Learning and development - from training to self-paced upskilling
This is a fantastic opportunity where a lot of virtual learning and reskilling/upskilling can take place. There are more and more learning tools available digitally and organizations are keeping employees informed about them. Time-permitting, employees must avail of them. However, for many, work from home has meant increased workload. The lines have become blurred and people don’t know where the brakes are. So before advocating embarking on a journey of learning, it is more important to tell employees across the board to take adequate breaks and make time for family and themselves.
Enduring culture – forever the backbone
When the lockdown was announced, organizations witnessed the unprecedented coming together of employees, to not only accommodate but to help with the massive shift and turn in the operating model. That is a manifestation of the strength of an organization’s culture. On the flip side, the element of bias – conscious and unconscious, is likely to be accentuated because of the nature of remote working. For leaders and managers, the acknowledgement that they need to do more in this environment – build rapport and trust, listen, hang on to some cues and understand the situation – becomes critical. Therefore, a United Culture, with a keen focus on inclusion and diversity, will continue to play a part and help organizations connect with their employees and help them do their life’s best work.
Change – when well managed – is worthwhile
Hybrid models of employment are here for good. As employees across organizations begin to return to work in a phased manner, in alignment with safety and social distancing protocols, a large proportion of employees will continue to work remotely. This entails working from disparate geographies. And that will result in democratization of opportunities, making them accessible to everyone regardless of their location, also making more talent available to enter and renter the workforce. The physical and digital models will co-exist.

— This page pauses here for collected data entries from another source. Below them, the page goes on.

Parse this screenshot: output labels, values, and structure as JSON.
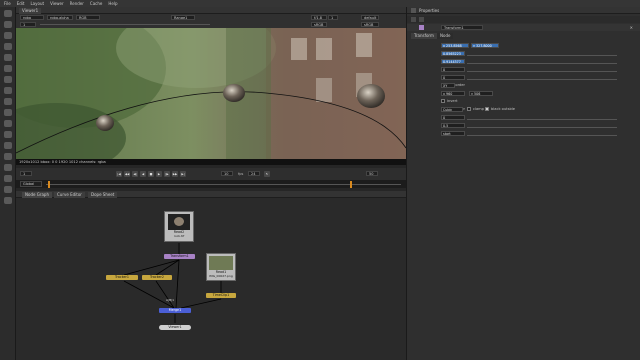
{
  "menu": [
    "File",
    "Edit",
    "Layout",
    "Viewer",
    "Render",
    "Cache",
    "Help"
  ],
  "viewer": {
    "tab": "Viewer1",
    "channels": "rgba",
    "layer": "rgba.alpha",
    "colorspace": "RGB",
    "input": "Range1",
    "zoom": "f/1.8",
    "frame_a": "1",
    "gain": "1",
    "lut": "sRGB",
    "format_a": "default",
    "format_b": "sRGB",
    "status": "1920x1012 bbox: 0 0 1920 1012 channels: rgba"
  },
  "transport": {
    "frame": "1",
    "playback": "Global",
    "fps_label": "fps",
    "fps": "24",
    "range_end": "50",
    "step": "10"
  },
  "graph_tabs": [
    "Node Graph",
    "Curve Editor",
    "Dope Sheet"
  ],
  "nodes": {
    "read2": "Read2",
    "read2_file": "rock.tif",
    "transform": "Transform1",
    "tracker1": "Tracker1",
    "tracker2": "Tracker2",
    "read1": "Read1",
    "read1_file": "IMG_00027.png",
    "timeclip": "TimeClip1",
    "merge": "Merge1",
    "merge_label": "A|B|1",
    "viewer": "Viewer1"
  },
  "properties": {
    "title": "Properties",
    "node_name": "Transform1",
    "tabs": [
      "Transform",
      "Node"
    ],
    "rows": [
      {
        "label": "translate",
        "a": "x 253.8568",
        "b": "y 327.8000"
      },
      {
        "label": "rotate",
        "a": "0.8565223",
        "b": ""
      },
      {
        "label": "scale",
        "a": "0.9144377",
        "b": ""
      },
      {
        "label": "skew X",
        "a": "0",
        "b": ""
      },
      {
        "label": "skew Y",
        "a": "0",
        "b": ""
      },
      {
        "label": "skew order",
        "a": "XY",
        "b": ""
      },
      {
        "label": "center",
        "a": "x 960",
        "b": "y 506"
      }
    ],
    "invert": "invert",
    "filter_label": "filter",
    "filter": "Cubic",
    "clamp": "clamp",
    "black_outside": "black outside",
    "motionblur_label": "motionblur",
    "motionblur": "0",
    "shutter_label": "shutter",
    "shutter": "0.5",
    "shutter_offset_label": "shutter offset",
    "shutter_offset": "start"
  }
}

Recalibrating workforce collaboration amidst changing times is not a novel concept. Business sustainability, a purpose-driven engagement model, and a resilient work culture are critical for business continuity. We need to remember that always the best way to engage employees is to develop them. Leadership was, is and will always be an extremely critical element in any organization’s people strategy. Technology will continue to play an extraordinary role. These are the elements where our focus must be instead of getting too caught-up with the crisis aspect. Let us always look at the bigger picture.